パッケージデザインや商品名、会社名もそっくりな正規品(左側)とコピー商品=京都府茶協同組合提供

パッケージデザインや商品名、会社名もそっくりな正規品(左側)とコピー商品=京都府茶協同組合提供

 「宇治」の地名が中国国内において、中国企業などに茶関係で商標登録・出願されている問題で、京都府と宇治市、府茶協同組合などでつくる訪中団が11月下旬、中国・北京の国家知識産権局商標局を初めて訪れ、宇治茶ブランドの保護を要請した。両局の局長に宛てた西脇隆俊知事や山本正市長の文書を手渡し、「宇治」が広く知られた地名であることを示す歴史的文書なども示した。宇治市が16日の市議会で説明した。
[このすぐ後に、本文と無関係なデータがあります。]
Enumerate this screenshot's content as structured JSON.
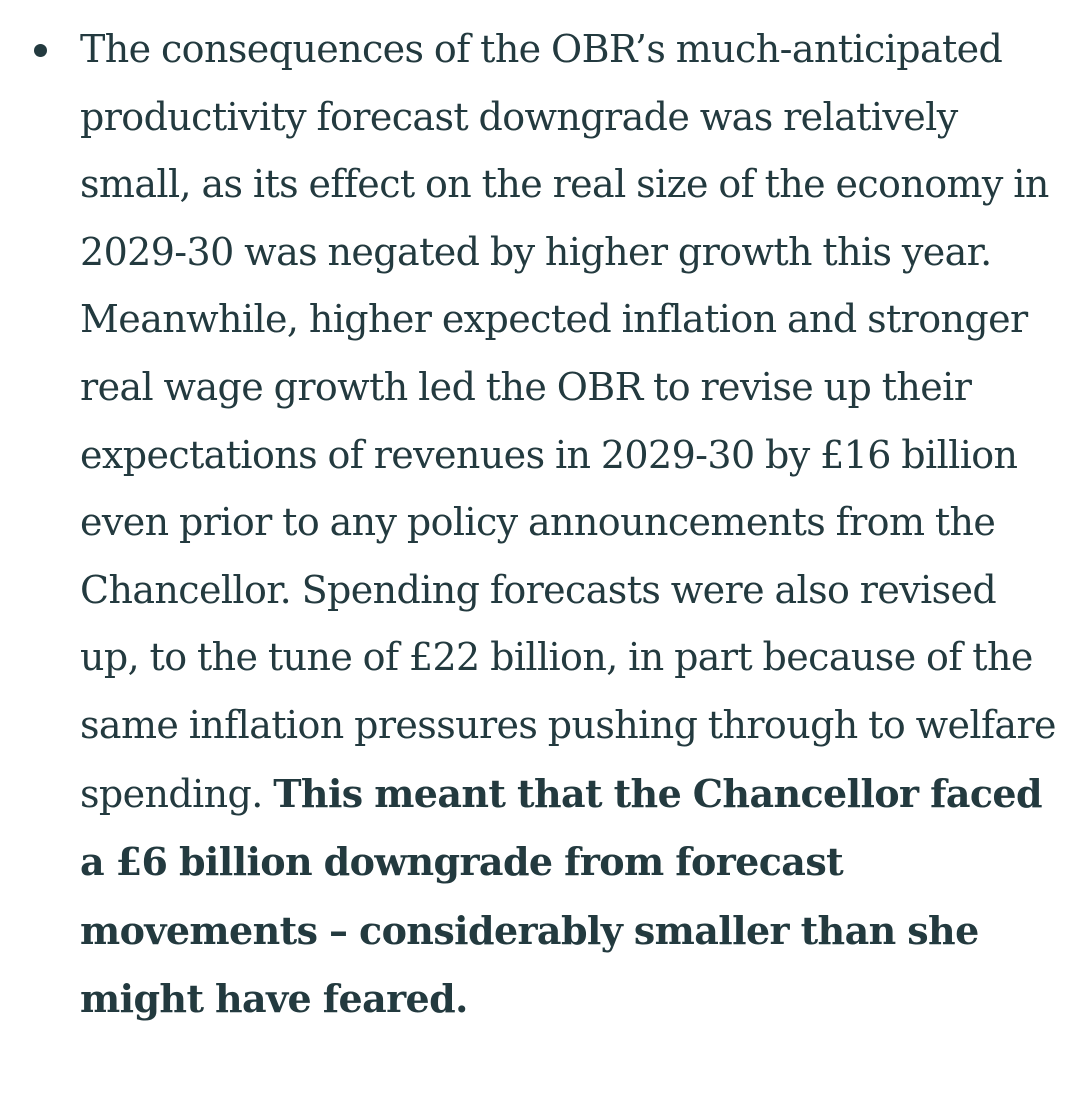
{
  "article": {
    "bullet_point": {
      "text_regular": "The consequences of the OBR’s much-anticipated productivity forecast downgrade was relatively small, as its effect on the real size of the economy in 2029-30 was negated by higher growth this year. Meanwhile, higher expected inflation and stronger real wage growth led the OBR to revise up their expectations of revenues in 2029-30 by £16 billion even prior to any policy announcements from the Chancellor. Spending forecasts were also revised up, to the tune of £22 billion, in part because of the same inflation pressures pushing through to welfare spending. ",
      "text_bold": "This meant that the Chancellor faced a £6 billion downgrade from forecast movements – considerably smaller than she might have feared."
    }
  },
  "colors": {
    "text": "#233a3f",
    "background": "#ffffff"
  }
}
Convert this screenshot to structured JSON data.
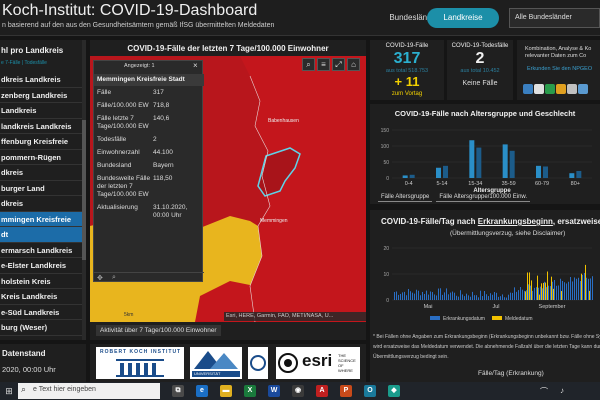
{
  "header": {
    "title": "Koch-Institut: COVID-19-Dashboard",
    "subtitle": "n basierend auf den aus den Gesundheitsämtern gemäß IfSG übermittelten Meldedaten",
    "nav_bundeslaender": "Bundesländer",
    "nav_landkreise": "Landkreise",
    "select_value": "Alle Bundesländer"
  },
  "left_panel": {
    "title": "hl pro Landkreis",
    "tabs": "e 7-Fälle | Todesfälle",
    "items": [
      "dkreis Landkreis",
      "zenberg Landkreis",
      "Landkreis",
      "landkreis Landkreis",
      "ffenburg Kreisfreie",
      "pommern-Rügen",
      "dkreis",
      "burger Land",
      "dkreis",
      "mmingen Kreisfreie",
      "dt",
      "ermarsch Landkreis",
      "e-Elster Landkreis",
      "holstein Kreis",
      "Kreis Landkreis",
      "e-Süd Landkreis",
      "burg (Weser)",
      "dkreis"
    ]
  },
  "left_bottom": {
    "title": "Datenstand",
    "value": "2020, 00:00 Uhr"
  },
  "map": {
    "title": "COVID-19-Fälle der letzten 7 Tage/100.000 Einwohner",
    "attribution": "Esri, HERE, Garmin, FAO, METI/NASA, U...",
    "scale": "5km",
    "tab": "Aktivität über 7 Tage/100.000 Einwohner",
    "town_babenhausen": "Babenhausen",
    "town_memmingen": "Memmingen"
  },
  "popup": {
    "count": "Angezeigt: 1",
    "heading": "Memmingen Kreisfreie Stadt",
    "rows": [
      {
        "k": "Fälle",
        "v": "317"
      },
      {
        "k": "Fälle/100.000 EW",
        "v": "718,8"
      },
      {
        "k": "Fälle letzte 7 Tage/100.000 EW",
        "v": "140,6"
      },
      {
        "k": "Todesfälle",
        "v": "2"
      },
      {
        "k": "Einwohnerzahl",
        "v": "44.100"
      },
      {
        "k": "Bundesland",
        "v": "Bayern"
      },
      {
        "k": "Bundesweite Fälle der letzten 7 Tage/100.000 EW",
        "v": "118,50"
      },
      {
        "k": "Aktualisierung",
        "v": "31.10.2020, 00:00 Uhr"
      }
    ]
  },
  "kpi": {
    "cases_label": "COVID-19-Fälle",
    "cases_value": "317",
    "cases_total": "aus total 518.753",
    "cases_delta": "+ 11",
    "cases_delta_note": "zum Vortag",
    "deaths_label": "COVID-19-Todesfälle",
    "deaths_value": "2",
    "deaths_total": "aus total 10.452",
    "deaths_note": "Keine Fälle"
  },
  "info_box": {
    "line1": "Kombination, Analyse & Ko",
    "line2": "relevanter Daten zum Co",
    "link": "Erkunden Sie den NPGEO"
  },
  "age_chart": {
    "title": "COVID-19-Fälle nach Altersgruppe und Geschlecht",
    "xlabel": "Altersgruppe",
    "tab1": "Fälle Altersgruppe",
    "tab2": "Fälle Altersgruppe/100.000 Einw.",
    "axis_ticks": [
      "150",
      "100",
      "50",
      "0"
    ]
  },
  "daily_chart": {
    "title_pre": "COVID-19-Fälle/Tag nach ",
    "title_u": "Erkrankungsbeginn",
    "title_post": ", ersatzweise Me",
    "subtitle": "(Übermittlungsverzug, siehe Disclaimer)",
    "axis_ticks": [
      "20",
      "10",
      "0"
    ],
    "month_labels": [
      "Mai",
      "Jul",
      "September"
    ],
    "legend_a": "Erkrankungsdatum",
    "legend_b": "Meldedatum",
    "foot1": "* Bei Fällen ohne Angaben zum Erkrankungsbeginn (Erkrankungsbeginn unbekannt bzw. Fälle ohne Symp",
    "foot2": "wird ersatzweise das Meldedatum verwendet. Die abnehmende Fallzahl über die letzten Tage kann durch den",
    "foot3": "Übermittlungsverzug bedingt sein.",
    "tab": "Fälle/Tag (Erkrankung)"
  },
  "logos": {
    "rki": "ROBERT KOCH INSTITUT",
    "esri": "esri",
    "esri_tag": "THE SCIENCE OF WHERE",
    "univ": "UNIVERSITÄT"
  },
  "taskbar": {
    "search_placeholder": "Hier eingeben zum Suchen",
    "search_text": "e Text hier eingeben"
  },
  "colors": {
    "accent": "#1c8fa8",
    "map_dark_red": "#8c0d12",
    "map_red": "#c4161c",
    "map_yellow": "#e8b51e",
    "bar_blue": "#1c6ca8",
    "bar_yellow": "#f2c200"
  },
  "chart_data": [
    {
      "type": "bar",
      "title": "COVID-19-Fälle nach Altersgruppe und Geschlecht",
      "xlabel": "Altersgruppe",
      "categories": [
        "0-4",
        "5-14",
        "15-34",
        "35-59",
        "60-79",
        "80+"
      ],
      "series": [
        {
          "values": [
            8,
            32,
            118,
            105,
            38,
            15
          ]
        },
        {
          "values": [
            10,
            38,
            95,
            85,
            36,
            22
          ]
        }
      ],
      "ylim": [
        0,
        150
      ]
    }
  ]
}
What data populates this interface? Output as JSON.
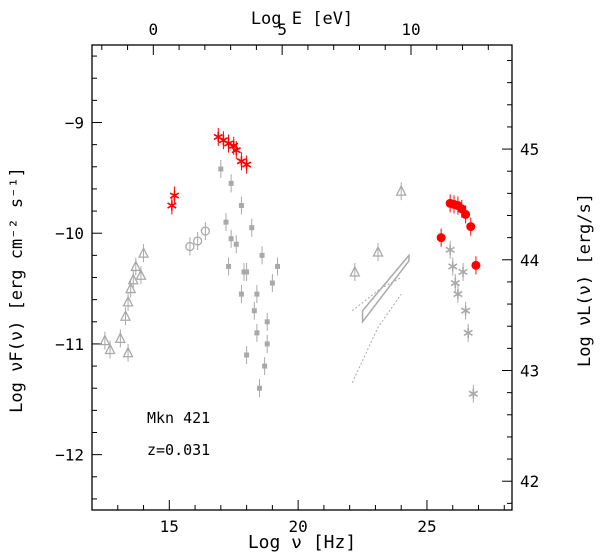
{
  "chart_data": {
    "type": "scatter",
    "title": "",
    "annotations": {
      "source": "Mkn 421",
      "redshift": "z=0.031"
    },
    "xlabel": "Log ν [Hz]",
    "ylabel": "Log νF(ν) [erg cm⁻² s⁻¹]",
    "top_xlabel": "Log E [eV]",
    "right_ylabel": "Log νL(ν)  [erg/s]",
    "xlim": [
      12,
      28.3
    ],
    "ylim": [
      -12.5,
      -8.3
    ],
    "top_xlim": [
      -2.38,
      13.92
    ],
    "right_ylim": [
      41.74,
      45.94
    ],
    "xticks": [
      15,
      20,
      25
    ],
    "xtick_labels": [
      "15",
      "20",
      "25"
    ],
    "yticks": [
      -12,
      -11,
      -10,
      -9
    ],
    "ytick_labels": [
      "−12",
      "−11",
      "−10",
      "−9"
    ],
    "top_ticks": [
      0,
      5,
      10
    ],
    "top_tick_labels": [
      "0",
      "5",
      "10"
    ],
    "right_ticks": [
      42,
      43,
      44,
      45
    ],
    "right_tick_labels": [
      "42",
      "43",
      "44",
      "45"
    ],
    "colors": {
      "archival": "#a9a9a9",
      "simultaneous": "#ff0000",
      "axes": "#000000"
    },
    "series": [
      {
        "name": "archival radio (triangles)",
        "marker": "triangle",
        "color": "#a9a9a9",
        "x": [
          12.5,
          12.7,
          13.1,
          13.4,
          13.3,
          13.4,
          13.5,
          13.6,
          13.7,
          13.9,
          14.0
        ],
        "y": [
          -10.97,
          -11.05,
          -10.95,
          -11.08,
          -10.75,
          -10.62,
          -10.5,
          -10.42,
          -10.3,
          -10.38,
          -10.18
        ]
      },
      {
        "name": "archival optical (circles)",
        "marker": "circle",
        "color": "#a9a9a9",
        "x": [
          15.8,
          16.1,
          16.4
        ],
        "y": [
          -10.12,
          -10.07,
          -9.98
        ]
      },
      {
        "name": "simultaneous optical (red stars)",
        "marker": "star",
        "color": "#ff0000",
        "x": [
          15.1,
          15.2
        ],
        "y": [
          -9.75,
          -9.66
        ]
      },
      {
        "name": "simultaneous X-ray (red)",
        "marker": "star",
        "color": "#ff0000",
        "x": [
          16.9,
          17.1,
          17.3,
          17.5,
          17.6,
          17.8,
          18.0
        ],
        "y": [
          -9.13,
          -9.16,
          -9.19,
          -9.21,
          -9.25,
          -9.35,
          -9.38
        ]
      },
      {
        "name": "archival X-ray (squares)",
        "marker": "square",
        "color": "#a9a9a9",
        "x": [
          17.0,
          17.4,
          17.8,
          18.2,
          18.6,
          19.0,
          17.2,
          17.6,
          18.0,
          18.4,
          18.8,
          17.3,
          17.8,
          18.3,
          18.8,
          17.4,
          17.9,
          18.4,
          18.7,
          19.2,
          18.0,
          18.5
        ],
        "y": [
          -9.42,
          -9.55,
          -9.75,
          -9.95,
          -10.2,
          -10.45,
          -9.9,
          -10.1,
          -10.35,
          -10.55,
          -10.8,
          -10.3,
          -10.55,
          -10.7,
          -11.0,
          -10.05,
          -10.35,
          -10.9,
          -11.2,
          -10.3,
          -11.1,
          -11.4
        ]
      },
      {
        "name": "archival gamma-ray / Fermi (triangles)",
        "marker": "triangle",
        "color": "#a9a9a9",
        "x": [
          22.2,
          23.1,
          24.0
        ],
        "y": [
          -10.35,
          -10.17,
          -9.62
        ]
      },
      {
        "name": "archival TeV (grey stars)",
        "marker": "asterisk",
        "color": "#a9a9a9",
        "x": [
          25.9,
          26.0,
          26.1,
          26.2,
          26.4,
          26.5,
          26.6,
          26.8
        ],
        "y": [
          -10.15,
          -10.3,
          -10.45,
          -10.55,
          -10.35,
          -10.7,
          -10.9,
          -11.45
        ]
      },
      {
        "name": "simultaneous TeV (red circles)",
        "marker": "filled-circle",
        "color": "#ff0000",
        "x": [
          25.55,
          25.9,
          26.05,
          26.2,
          26.35,
          26.5,
          26.7,
          26.9
        ],
        "y": [
          -10.04,
          -9.73,
          -9.74,
          -9.75,
          -9.78,
          -9.83,
          -9.94,
          -10.29
        ]
      }
    ]
  }
}
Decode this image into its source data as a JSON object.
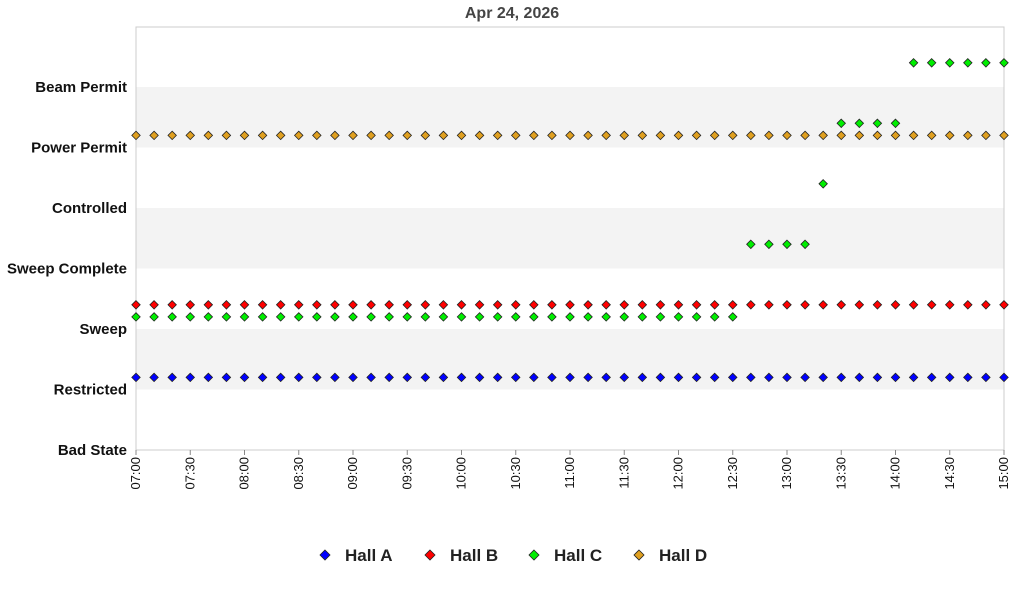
{
  "chart_data": {
    "type": "scatter",
    "title": "Apr 24, 2026",
    "y_categories": [
      "Bad State",
      "Restricted",
      "Sweep",
      "Sweep Complete",
      "Controlled",
      "Power Permit",
      "Beam Permit"
    ],
    "x_ticks": [
      "07:00",
      "07:30",
      "08:00",
      "08:30",
      "09:00",
      "09:30",
      "10:00",
      "10:30",
      "11:00",
      "11:30",
      "12:00",
      "12:30",
      "13:00",
      "13:30",
      "14:00",
      "14:30",
      "15:00"
    ],
    "x_range": [
      "07:00",
      "15:00"
    ],
    "sample_interval_minutes": 10,
    "legend_position": "bottom",
    "series": [
      {
        "name": "Hall A",
        "color": "#0000ff",
        "segments": [
          {
            "from": "07:00",
            "to": "15:00",
            "y": 1.2
          }
        ]
      },
      {
        "name": "Hall B",
        "color": "#ff0000",
        "segments": [
          {
            "from": "07:00",
            "to": "15:00",
            "y": 2.4
          }
        ]
      },
      {
        "name": "Hall C",
        "color": "#00ee00",
        "segments": [
          {
            "from": "07:00",
            "to": "12:30",
            "y": 2.2
          },
          {
            "from": "12:40",
            "to": "13:10",
            "y": 3.4
          },
          {
            "from": "13:20",
            "to": "13:20",
            "y": 4.4
          },
          {
            "from": "13:30",
            "to": "14:00",
            "y": 5.4
          },
          {
            "from": "14:10",
            "to": "15:00",
            "y": 6.4
          }
        ]
      },
      {
        "name": "Hall D",
        "color": "#e0a020",
        "segments": [
          {
            "from": "07:00",
            "to": "15:00",
            "y": 5.2
          }
        ]
      }
    ]
  }
}
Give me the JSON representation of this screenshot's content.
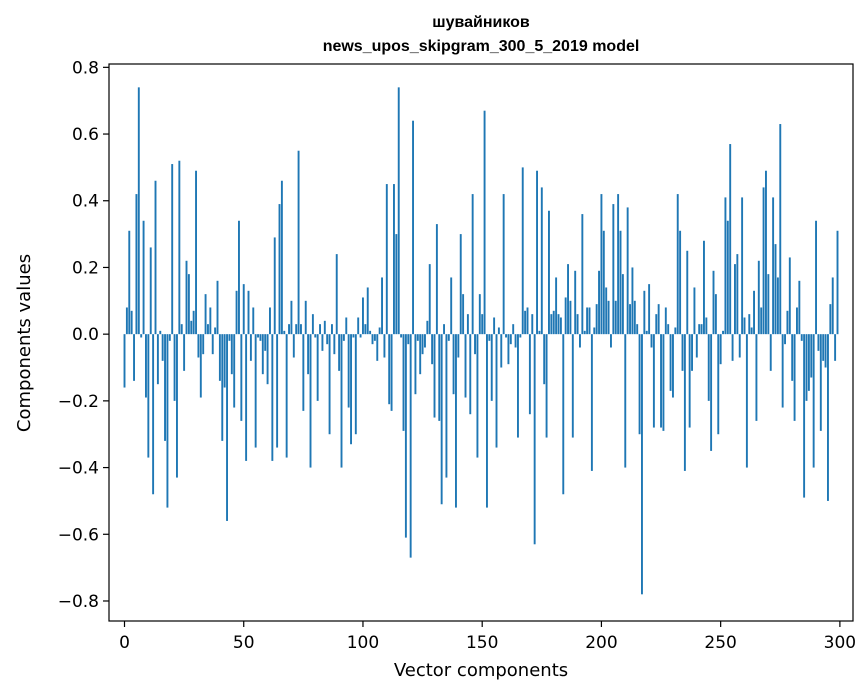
{
  "chart_data": {
    "type": "bar",
    "title_line1": "шувайников",
    "title_line2": "news_upos_skipgram_300_5_2019 model",
    "xlabel": "Vector components",
    "ylabel": "Components values",
    "xlim": [
      -6.5,
      305.5
    ],
    "ylim": [
      -0.86,
      0.81
    ],
    "xticks": [
      0,
      50,
      100,
      150,
      200,
      250,
      300
    ],
    "yticks": [
      -0.8,
      -0.6,
      -0.4,
      -0.2,
      0.0,
      0.2,
      0.4,
      0.6,
      0.8
    ],
    "ytick_labels": [
      "−0.8",
      "−0.6",
      "−0.4",
      "−0.2",
      "0.0",
      "0.2",
      "0.4",
      "0.6",
      "0.8"
    ],
    "bar_color": "#1f77b4",
    "values": [
      -0.16,
      0.08,
      0.31,
      0.07,
      -0.14,
      0.42,
      0.74,
      -0.01,
      0.34,
      -0.19,
      -0.37,
      0.26,
      -0.48,
      0.46,
      -0.15,
      0.01,
      -0.08,
      -0.32,
      -0.52,
      -0.02,
      0.51,
      -0.2,
      -0.43,
      0.52,
      0.03,
      -0.11,
      0.22,
      0.18,
      0.04,
      0.07,
      0.49,
      -0.07,
      -0.19,
      -0.06,
      0.12,
      0.03,
      0.08,
      -0.06,
      0.02,
      0.16,
      -0.14,
      -0.32,
      -0.16,
      -0.56,
      -0.02,
      -0.12,
      -0.22,
      0.13,
      0.34,
      -0.26,
      0.15,
      -0.38,
      0.13,
      -0.08,
      0.08,
      -0.34,
      -0.01,
      -0.02,
      -0.12,
      -0.05,
      -0.15,
      0.08,
      -0.38,
      0.29,
      -0.34,
      0.39,
      0.46,
      0.01,
      -0.37,
      0.03,
      0.1,
      -0.07,
      0.03,
      0.55,
      0.03,
      -0.23,
      0.1,
      -0.12,
      -0.4,
      0.06,
      -0.01,
      -0.2,
      0.03,
      -0.05,
      0.04,
      -0.03,
      -0.3,
      0.03,
      -0.06,
      0.24,
      -0.11,
      -0.4,
      -0.02,
      0.05,
      -0.22,
      -0.33,
      -0.01,
      -0.3,
      0.05,
      -0.01,
      0.11,
      0.03,
      0.14,
      0.01,
      -0.03,
      -0.02,
      -0.08,
      0.02,
      0.17,
      -0.07,
      0.45,
      -0.21,
      -0.23,
      0.45,
      0.3,
      0.74,
      -0.01,
      -0.29,
      -0.61,
      -0.03,
      -0.67,
      0.64,
      -0.18,
      -0.02,
      -0.12,
      -0.06,
      -0.04,
      0.04,
      0.21,
      -0.09,
      -0.25,
      0.33,
      -0.26,
      -0.51,
      0.03,
      -0.43,
      -0.02,
      0.17,
      -0.18,
      -0.52,
      -0.07,
      0.3,
      0.12,
      -0.19,
      0.06,
      -0.24,
      0.42,
      -0.06,
      -0.37,
      0.12,
      0.06,
      0.67,
      -0.52,
      -0.02,
      -0.2,
      0.05,
      -0.34,
      0.02,
      -0.1,
      0.42,
      -0.01,
      -0.09,
      -0.03,
      0.03,
      -0.04,
      -0.31,
      -0.01,
      0.5,
      0.07,
      0.08,
      -0.24,
      0.06,
      -0.63,
      0.49,
      0.01,
      0.44,
      -0.15,
      -0.31,
      0.37,
      0.06,
      0.07,
      0.17,
      0.06,
      0.05,
      -0.48,
      0.11,
      0.21,
      0.1,
      -0.31,
      0.19,
      0.06,
      -0.04,
      0.36,
      0.01,
      0.08,
      0.08,
      -0.41,
      0.02,
      0.09,
      0.19,
      0.42,
      0.31,
      0.14,
      0.1,
      -0.04,
      0.39,
      0.1,
      0.42,
      0.31,
      0.18,
      -0.4,
      0.38,
      0.09,
      0.2,
      0.1,
      0.03,
      -0.3,
      -0.78,
      0.13,
      0.01,
      0.15,
      -0.04,
      -0.28,
      0.06,
      0.09,
      -0.28,
      -0.29,
      0.08,
      0.03,
      -0.17,
      -0.19,
      0.02,
      0.42,
      0.31,
      -0.11,
      -0.41,
      0.25,
      -0.28,
      -0.11,
      0.14,
      -0.07,
      0.03,
      0.03,
      0.28,
      0.05,
      -0.2,
      -0.35,
      0.19,
      0.12,
      -0.3,
      -0.09,
      0.01,
      0.41,
      0.34,
      0.57,
      -0.08,
      0.21,
      0.24,
      -0.07,
      0.41,
      0.05,
      -0.4,
      0.06,
      0.02,
      0.13,
      -0.26,
      0.22,
      0.08,
      0.44,
      0.49,
      0.18,
      -0.11,
      0.41,
      0.27,
      0.17,
      0.63,
      -0.22,
      -0.03,
      0.07,
      0.23,
      -0.14,
      -0.26,
      0.08,
      0.16,
      -0.02,
      -0.49,
      -0.2,
      -0.17,
      -0.13,
      -0.4,
      0.34,
      -0.05,
      -0.29,
      -0.08,
      -0.1,
      -0.5,
      0.09,
      0.17,
      -0.08,
      0.31
    ]
  }
}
 府茶協同組合によると、中国では「宇治」が付く茶関係の商標だけで登録済みや出願中が191件にのぼる。中国訪問は、「宇治」が歴史ある著名な地名だと証明することが商標登録での使用防止につながるとの考えに基づいて行った。山本市長は一般質問の答弁で「今回はスタートの取り組みだ。今後も引き続き、府や組合とともに主張する」とした。
 市などによると、訪中団は計10人で、府から農林水産部副部長、市は農林茶業課長、組合は理事長が参加した。北京にある日本大使館や日本貿易振興機構(ジェトロ)事務所の職員も同席した。11月21日、中国側の商標局副局長らと会ったという。
 「宇治」が世界的に知られた地名であることなどを記した府知事や宇治市長の文書、自治体間の交流があることを示す宇治市と中国・咸陽(かんよう)市との友好都市盟約書の写し、「宇治」が古くからの地名だと分かる「御堂関白記」などの書物の写しを示し、商標保護を要請した。
 山本市長は答弁で「中国側からは商標制度の説明にとどまった」とした上で、「『宇治』が(商標で)使われることは茶業だけではなく、観光、商工業、国際交流など他分野に影響が及ぶ可能性がある。国家間の問題として取り組んでもらえるよう、国にも要望したい」と述べた。